After this we added timestamps for when the record was created and last updated. This helped us in many ways. First, we could reduce the amount of processing required to monitor data quality rules because we only needed to check records that had been updated since the last check. With millions and millions of records this became a god-send (this was the mid '90s, after all!). Second, we could identify which datasets had high volatility, and this gave us a clue to the most important information sources.
Next we added a sequence number that allowed us to gauge the growth of datasets. This was particularly useful for reporting data quality over time. We could illustrate how fast a dataset was growing and therefore demonstrate the benefits we were delivering as well as the impact to the business if our initiatives were pulled.
Finally we added update attributes for users to see who last updated a record. We also kept a separate audit log of all updates, but as this was purged periodically it was useful to have a persistent record.
Although the team responsible for managing the data was small (fewer than 15), these simple techniques became invaluable in our quest for better quality data.

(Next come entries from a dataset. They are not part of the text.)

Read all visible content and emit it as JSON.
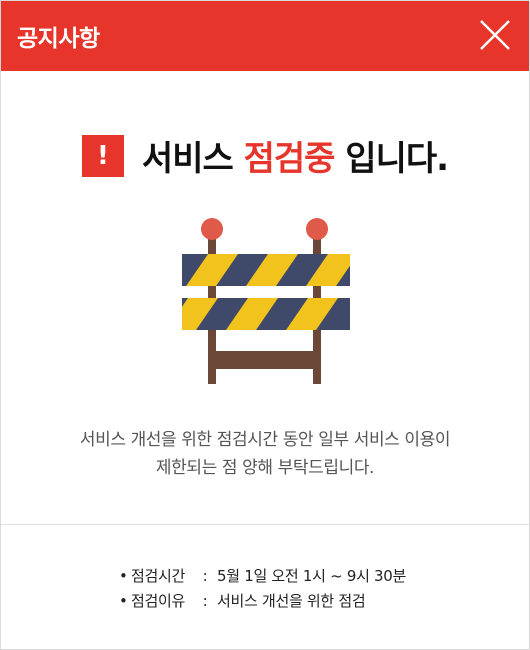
{
  "header": {
    "title": "공지사항",
    "close_icon": "close-icon",
    "brand_color": "#e8352b"
  },
  "notice": {
    "alert_icon_text": "!",
    "title_prefix": "서비스",
    "title_highlight": "점검중",
    "title_suffix": "입니다.",
    "illustration": "barrier-icon"
  },
  "description": {
    "line1": "서비스 개선을 위한 점검시간 동안 일부 서비스 이용이",
    "line2": "제한되는 점 양해 부탁드립니다."
  },
  "details": [
    {
      "bullet": "•",
      "label": "점검시간",
      "separator": ":",
      "value": "5월 1일 오전 1시 ~ 9시 30분"
    },
    {
      "bullet": "•",
      "label": "점검이유",
      "separator": ":",
      "value": "서비스 개선을 위한 점검"
    }
  ]
}
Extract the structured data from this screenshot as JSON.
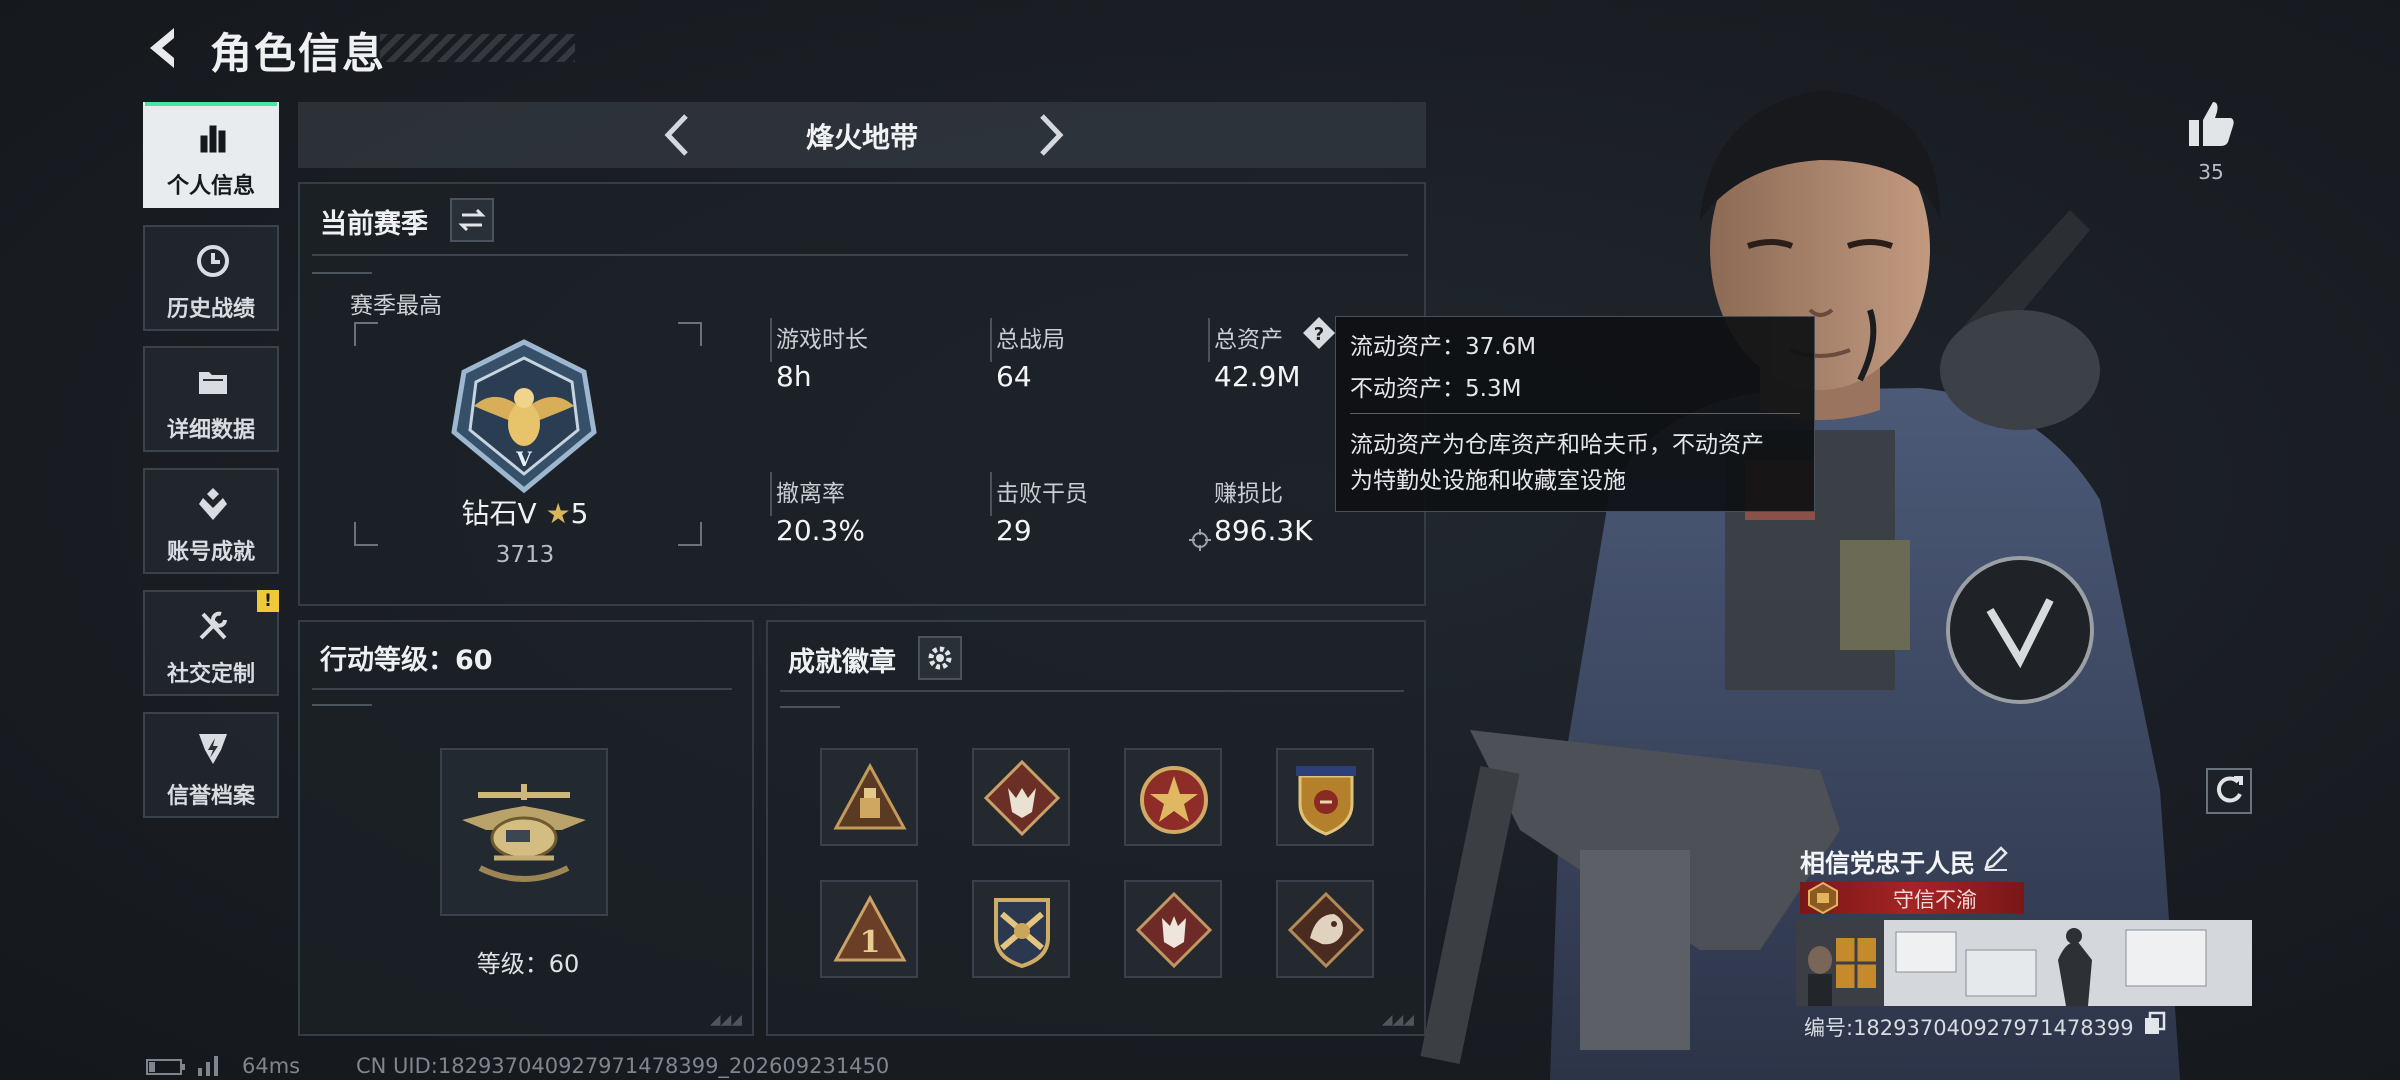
{
  "header": {
    "title": "角色信息"
  },
  "sidebar": {
    "items": [
      {
        "label": "个人信息",
        "icon": "bar-chart-icon",
        "active": true
      },
      {
        "label": "历史战绩",
        "icon": "history-clock-icon"
      },
      {
        "label": "详细数据",
        "icon": "folder-icon"
      },
      {
        "label": "账号成就",
        "icon": "achievement-icon"
      },
      {
        "label": "社交定制",
        "icon": "wrench-icon",
        "badge": "!"
      },
      {
        "label": "信誉档案",
        "icon": "credit-shield-icon"
      }
    ]
  },
  "mode": {
    "name": "烽火地带"
  },
  "season": {
    "title": "当前赛季",
    "best_label": "赛季最高",
    "rank_name": "钻石V",
    "rank_stars": "5",
    "rank_points": "3713"
  },
  "stats": [
    {
      "label": "游戏时长",
      "value": "8h"
    },
    {
      "label": "总战局",
      "value": "64"
    },
    {
      "label": "总资产",
      "value": "42.9M"
    },
    {
      "label": "撤离率",
      "value": "20.3%"
    },
    {
      "label": "击败干员",
      "value": "29"
    },
    {
      "label": "赚损比",
      "value": "896.3K"
    }
  ],
  "tooltip": {
    "liquid": "流动资产：37.6M",
    "fixed": "不动资产：5.3M",
    "desc_line1": "流动资产为仓库资产和哈夫币，不动资产",
    "desc_line2": "为特勤处设施和收藏室设施"
  },
  "action_level": {
    "title": "行动等级：60",
    "level_text": "等级：60"
  },
  "achievements": {
    "title": "成就徽章",
    "badge_count": 8
  },
  "likes": {
    "count": "35"
  },
  "profile": {
    "nickname": "相信党忠于人民",
    "title_badge": "守信不渝",
    "serial": "编号:1829370409279714783​99"
  },
  "footer": {
    "ping": "64ms",
    "uid": "CN UID:1829370409279714783​99_202609231450"
  },
  "colors": {
    "accent": "#48e6a0",
    "warning": "#f0c93a",
    "title_red": "#a52424"
  }
}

Hopefully this has provided food for thought on your data quality quest. Perhaps you can suggest additional attributes to add to the list?
1 Comment
Very good summary for some basic fields, which are often a good idea. For improved traceability, I would also suggest to ensure, that you never delete data. Use isDeleted attributes to avoid it - as long as the data is not sensitive, of course. The alternative would be to introduce enhanced logging capabilities, but it might more comfortable to use the existing analysis features you mentioned above, by just querying the DB for changes.